I proceed to tell her the news of our spiritual elder dying and we shed some tears and wonder how will we ever manage. The discussion around that news was heartfelt and hopeful, but short. She says that she heard the news next door at our brother’s house where my parents were visiting and said she wasn’t sure if she should come over and share her news. My heart to pound a bit and my eyes got bigger as I braced myself for yet another blow. A blow you say, how did I know? Just by my sister’s demeanor and long face of despair. She blurts it out, and for reasons our niece is a minor, her name will be changed in this case. Sara is pregnant!,and as fast as she is telling me all of the details we are crying at the same time. Hugging and crying and wondering why and what now. I for one thought it a blessing and still do today, but others in our family have different views. That’s all well and good but how do you know.

She proceeded to tell me details of how our niece contacted her and not our sister her mother to accompany her and her boyfriend to the hospital to take a test, the test. That test proved a positive for new life to begin, however given our niece’s young age of 15 going on 16,they were given information for an “options” clinic, which I know well enough what that means. Wow what a day to roller coast through life. Both of us hugging,crying and my heart racing like never before as she tells me more. She has not told our sister and wonders if she should as our niece doesn’t want anything to do with her mom. What a mess and a half all of which is it up to us to solve? I think not, only a heart can take so much then it has to give. My sister felt like there was no one who would understand the twist she was in and how to overcome this twist of fate, yes that just what this is a twist of fate. Decisions,decisions,decisions to make each one has its consequences whatever our niece decides.

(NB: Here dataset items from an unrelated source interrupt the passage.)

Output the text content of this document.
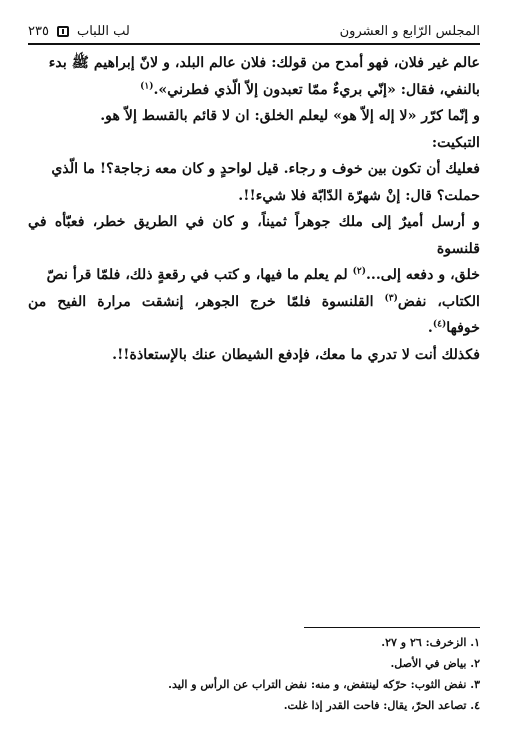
المجلس الرّابع و العشرون
لب اللباب
٢٣٥

عالم غير فلان، فهو أمدح من قولك: فلان عالم البلد، و لانّ إبراهيم ﷺ بدء

بالنفي، فقال: «إنّي بريءٌ ممّا تعبدون إلاّ الّذي فطرني».$^{(١)}$

و إنّما كرّر «لا إله إلاّ هو» ليعلم الخلق: ان لا قائم بالقسط إلاّ هو.

التبكيت:

فعليك أن تكون بين خوف و رجاء. قيل لواحدٍ و كان معه زجاجة؟! ما الّذي

حملت؟ قال: إنْ شهرّة الدّابّة فلا شيء!!.

و أرسل أميرٌ إلى ملك جوهراً ثميناً، و كان في الطريق خطر، فعبّأه في قلنسوة

خلق، و دفعه إلى...$^{(٢)}$ لم يعلم ما فيها، و كتب في رقعةٍ ذلك، فلمّا قرأ نصّ

الكتاب، نفض$^{(٣)}$ القلنسوة فلمّا خرج الجوهر، إنشقت مرارة الفيح من خوفها$^{(٤)}$.

فكذلك أنت لا تدري ما معك، فإدفع الشيطان عنك بالإستعاذة!!.

١. الزخرف: ٢٦ و ٢٧.
٢. بياض في الأصل.
٣. نفض الثوب: حرّكه لينتفض، و منه: نفض التراب عن الرأس و اليد.
٤. تصاعد الحرّ، يقال: فاحت القدر إذا غلت.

I try to console my sister, to tell her she did the right thing and all that news is a hard burden to bear. Also if she didn’t want to bear this alone, Sara or herself will have to tell our sister the truth. She has a right to know that her daughter has produced life! I guess I”m having a bit of a time with that decision our niece has come to…to terminate that which has no rights.Is this another test to the human condition from that of above to see if we are indeed worthy of his love, unconditional love. To press on, no matter what and continue in faith,belief and to love HIM,trust in that belief that all will work out as planned. How impatient we can be to wait and see, and when we think that we know what we know, we are presented with a whole new twist into the plan of the story. Who are we to say what will be, we have no idea of what will be tomorrow or even 5 hours from now. Each moment is a moment of grace to continue on in the faith that someone other than ourselves matter, our little woes and whims don’t matter to the bigger scheme of things.

This day taught me that everyday is a blessing a blessing of life and that each day is a session of learning. Learning to be the best possible self.